A new study has demonstrated the use of a clinically relevant single-use, closed-system bioprocess capable of generating large numbers of haematopoietic stem cells and progenitor cells that maintain in vivo and in vitro developmental potential. The study was conducted at the University of Toronto, Canada.
According to the researchers, the clinical potential of umbilical cord blood-derived stem and progenitor cells has been demonstrated in various animal and human transplantation studies. However, the need for increased numbers of appropriate umbilical cord blood-derived cells continues to limit the development and success of these therapies. Ex vivo expansion has been widely studied as a method to overcome this limitation.
The researchers designed a single-use, closed-system bioprocess that incorporated inline subpopulation selection and media dilution/exchange capacities. The bioprocess used in the study consisted of two gas-permeable cell culture bags and a subpopulation selection element.

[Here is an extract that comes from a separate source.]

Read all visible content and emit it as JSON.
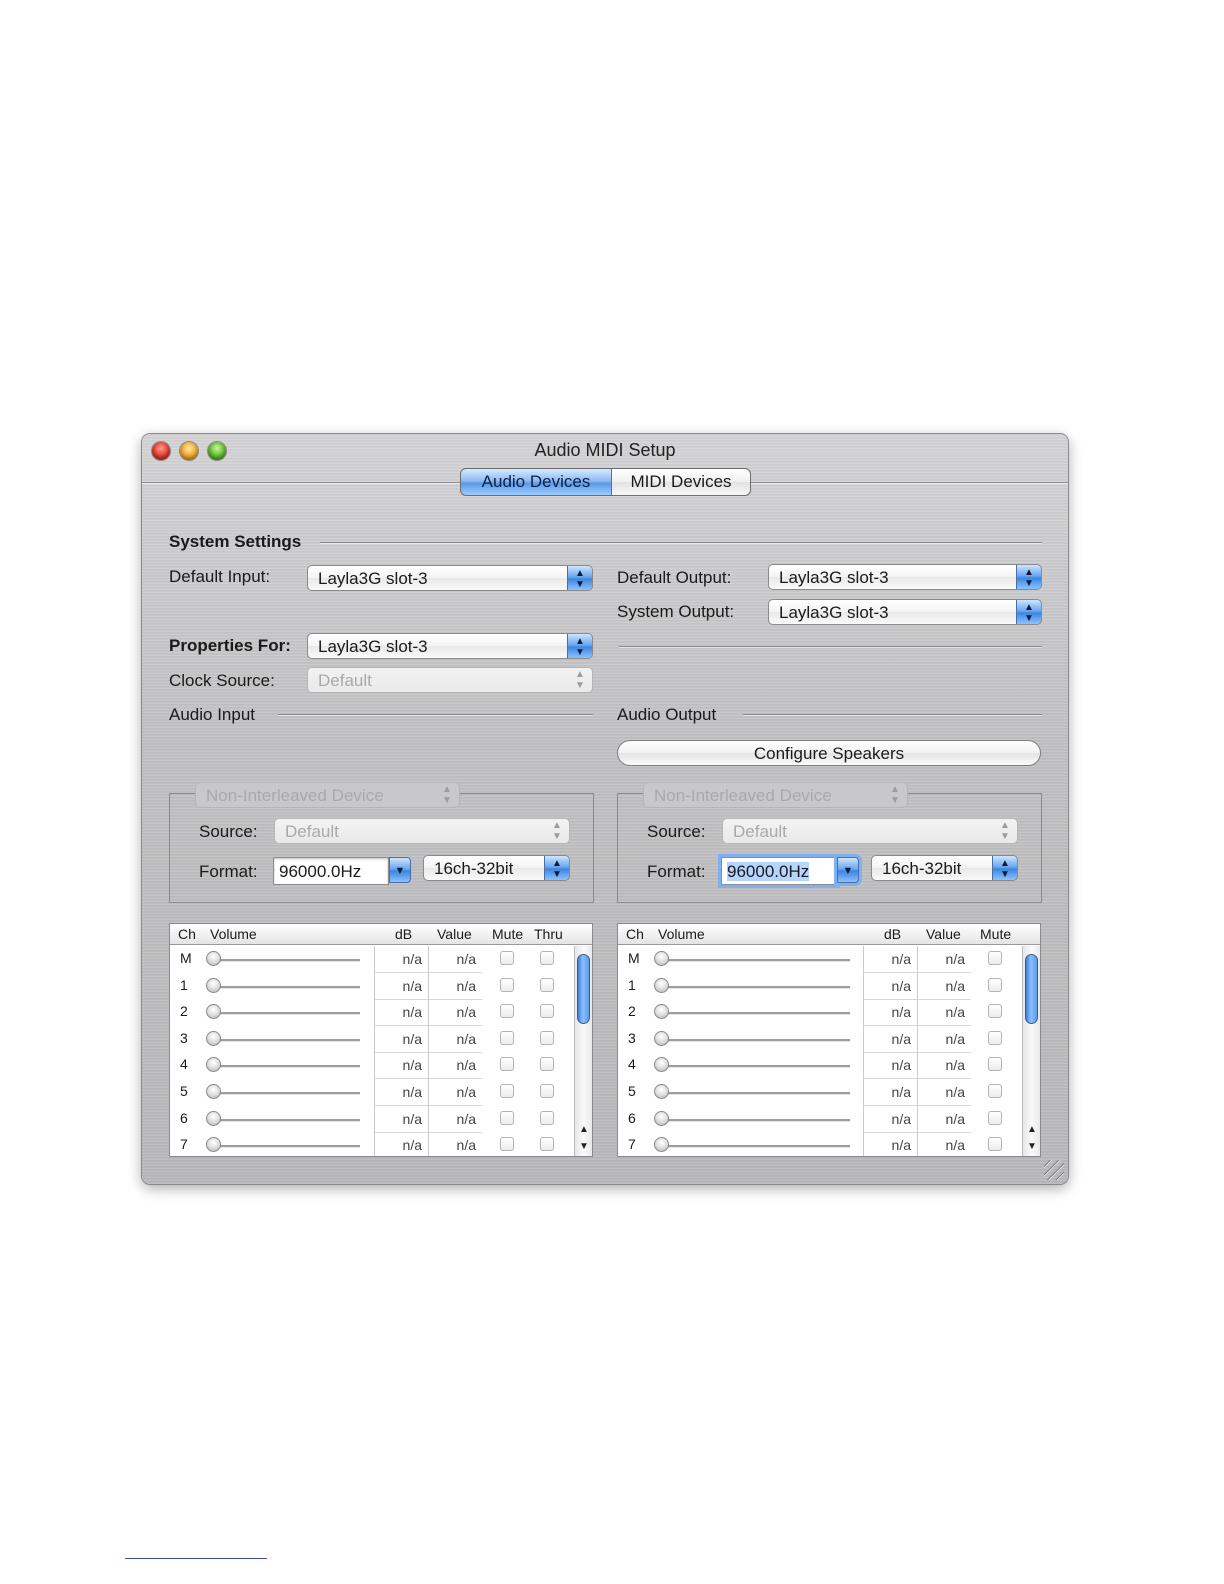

The bioprocess was assembled in a sterile hood, with the subpopulation selection element fabricated through tubing. With the selection element then autoclaved, one bag was fitted with self-sealing rubber septa at each of its inlet ports. The other bag was also fitted with a rubber septum and served as the secondary culture bag. Two three-way stopcocks were attached to each male luer fitting of the sterilised selection element. The researchers then attached a threaded-lock cannula to each stopcock. The cannulae formed a sterile connection with the self-sealing rubber septa on the culture bags. The selection element was then connected between the two culture bags.
In addition to expanded numbers of CD34+ cells, CD34+CD38− cells, colony-forming cells and long-term culture-initiating cells, the team’s new bioprocess generated over three times more long-term non-obese diabetic and severe combined immunodeficient repopulating cells (quantitatively determined using limiting dilution analysis) than present at input. They found that these cells were also capable of multilineage engraftment and were shown to maintain their engraftment potency on a per long-term non-obese diabetic/severe combined immunodeficient repopulating cell basis compared with input non-cultured cells.
The developmental capacity of bioprocess-generated cells was further demonstrated by their ability to repopulate secondary non-obese diabetic/severe combined immunodeficient recipients. In vitro lineage analysis confirmed that bioprocess-generated cells could differentiate into myeloid and natural killer, B and T cell lymphoid lineages.
The results of the study were published in Biology of Blood and Marrow Transplantation.